Mixture likelihood ratio based on exclusion

20 June 2000

Forensic mathematics index
Likelihood ratio

The likelihood ratio method – for example for paternity, or for a mixed stain in a criminal situation – consists of formulating two hypotheses and comparing the probability to see the evidence, assuming each hypothesis in turn.

If we take a limited view of the evidence, the same scheme produces an "exclusion likelihood ratio." The limited view consists in ignoring the details of the man's type, and only taking cognizance of the fact that he is "excluded." I put "excluded" in quotes because it is a questionable, if not downright phoney, concept.

In the case of a mixed stain, we probably define exclusion like this:

A man is excluded if he has any allele at any locus not detected in the stain.

Normally we do not take any account of number of contributors. Thus, if the stain is PQRS, a homozygous Q man is not excluded even if the witness swears there were only two assailants.

We define A=probability to exclude a random non-contributor. Given the stain, then, there is a formula to evaluate A. For the likelihood ratio formulation, we let
E=evidence= DNA types of the stain, plus the fact that the suspect is not excluded.
H0 = "suspect contributed"
H1 = "suspect is unrelated to any contributor"

Then X=P(E|H0) = 1

Y = P(E | H1) = 1-A.

Therefore LRexclusion= 1/(1-A).

Evaluation of A

Define Ai = probability to exclude a random non-contributor at the i-th locus.

The formulas come out naturally in terms of 1-A and 1-Ai, so we denote these quantities by B and Bi respectively.
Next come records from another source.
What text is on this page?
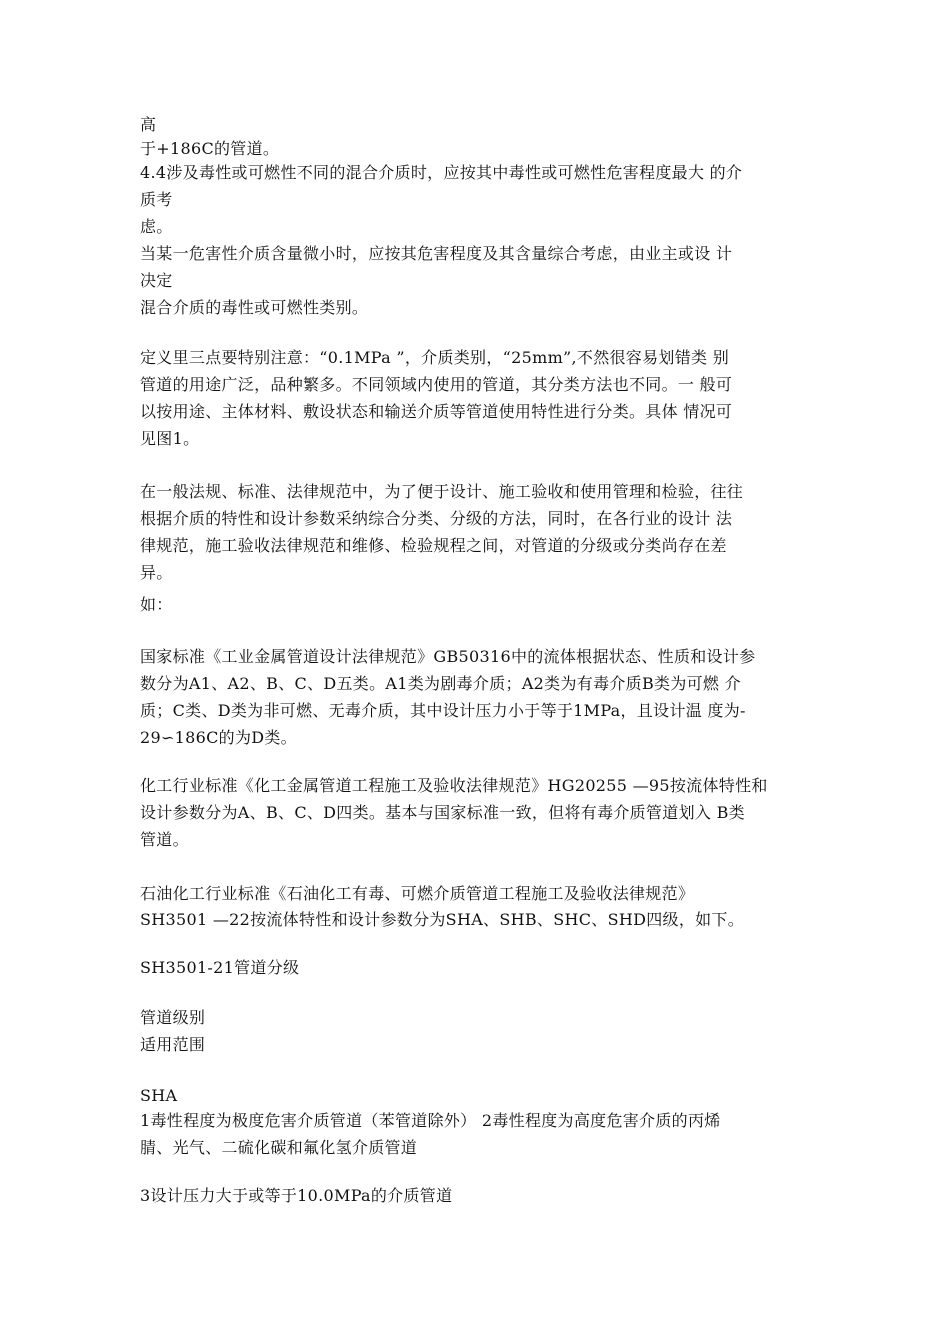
高
于+186C的管道。
4.4涉及毒性或可燃性不同的混合介质时，应按其中毒性或可燃性危害程度最大 的介
质考
虑。
当某一危害性介质含量微小时，应按其危害程度及其含量综合考虑，由业主或设 计
决定
混合介质的毒性或可燃性类别。
定义里三点要特别注意：“0.1MPa ”，介质类别，“25mm”,不然很容易划错类 别
管道的用途广泛，品种繁多。不同领域内使用的管道，其分类方法也不同。一 般可
以按用途、主体材料、敷设状态和输送介质等管道使用特性进行分类。具体 情况可
见图1。
在一般法规、标准、法律规范中，为了便于设计、施工验收和使用管理和检验，往往
根据介质的特性和设计参数采纳综合分类、分级的方法，同时，在各行业的设计 法
律规范，施工验收法律规范和维修、检验规程之间，对管道的分级或分类尚存在差
异。
如：
国家标准《工业金属管道设计法律规范》GB50316中的流体根据状态、性质和设计参
数分为A1、A2、B、C、D五类。A1类为剧毒介质；A2类为有毒介质B类为可燃 介
质；C类、D类为非可燃、无毒介质，其中设计压力小于等于1MPa，且设计温 度为-
29∽186C的为D类。
化工行业标准《化工金属管道工程施工及验收法律规范》HG20255 —95按流体特性和
设计参数分为A、B、C、D四类。基本与国家标准一致，但将有毒介质管道划入 B类
管道。
石油化工行业标准《石油化工有毒、可燃介质管道工程施工及验收法律规范》
SH3501 —22按流体特性和设计参数分为SHA、SHB、SHC、SHD四级，如下。
SH3501-21管道分级
管道级别
适用范围
SHA
1毒性程度为极度危害介质管道（苯管道除外） 2毒性程度为高度危害介质的丙烯
腈、光气、二硫化碳和氟化氢介质管道
3设计压力大于或等于10.0MPa的介质管道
Thus B=inclusion probability, which is to say that B is the proportion of the population whose DNA alleles are contained among the stain alleles.

If we believe in the product rule across loci, B=PROD Bi.

To see how to evaluate the locus-specific inclusion probability Bi, consider an example. Suppose that p, q, r, s are the frequencies of alleles P, Q, R, S respectively, and that o (which may be 0) is the rate of null or undetected alleles.

Then for the locus i mentioned above, any man both of whose alleles are among P,Q,R,S or null will be included. If you accept the product rule within a locus,

Bi = (p+q+r+s+o)2.

It is easiest to understand this expression by taking the point of view that P, Q, etc are sub-types of some type Z={P, Q, R, S, null}. The set of eligible men is then the set of men who are "homozygous for Z." Since the frequency of the type Z is p+q+r+s+o, the expression for Bi is now obvious.

Alternatively, by expanding the square we get

Bi = p2 + q2 +... + 2pq + 2pr + ...,

So that Bi represents the sum of the frequencies of all genotypes consistent with the stain. Therefore, if we want to abandon the assumption of the product rule for genotype frequencies and instead follow the NRC II recommendation of compensating for homozygous types based on population substructure, instead of p2 we should write p2 + p(1-p)theta. This is what the DNA·VIEW DNA exclusion command does.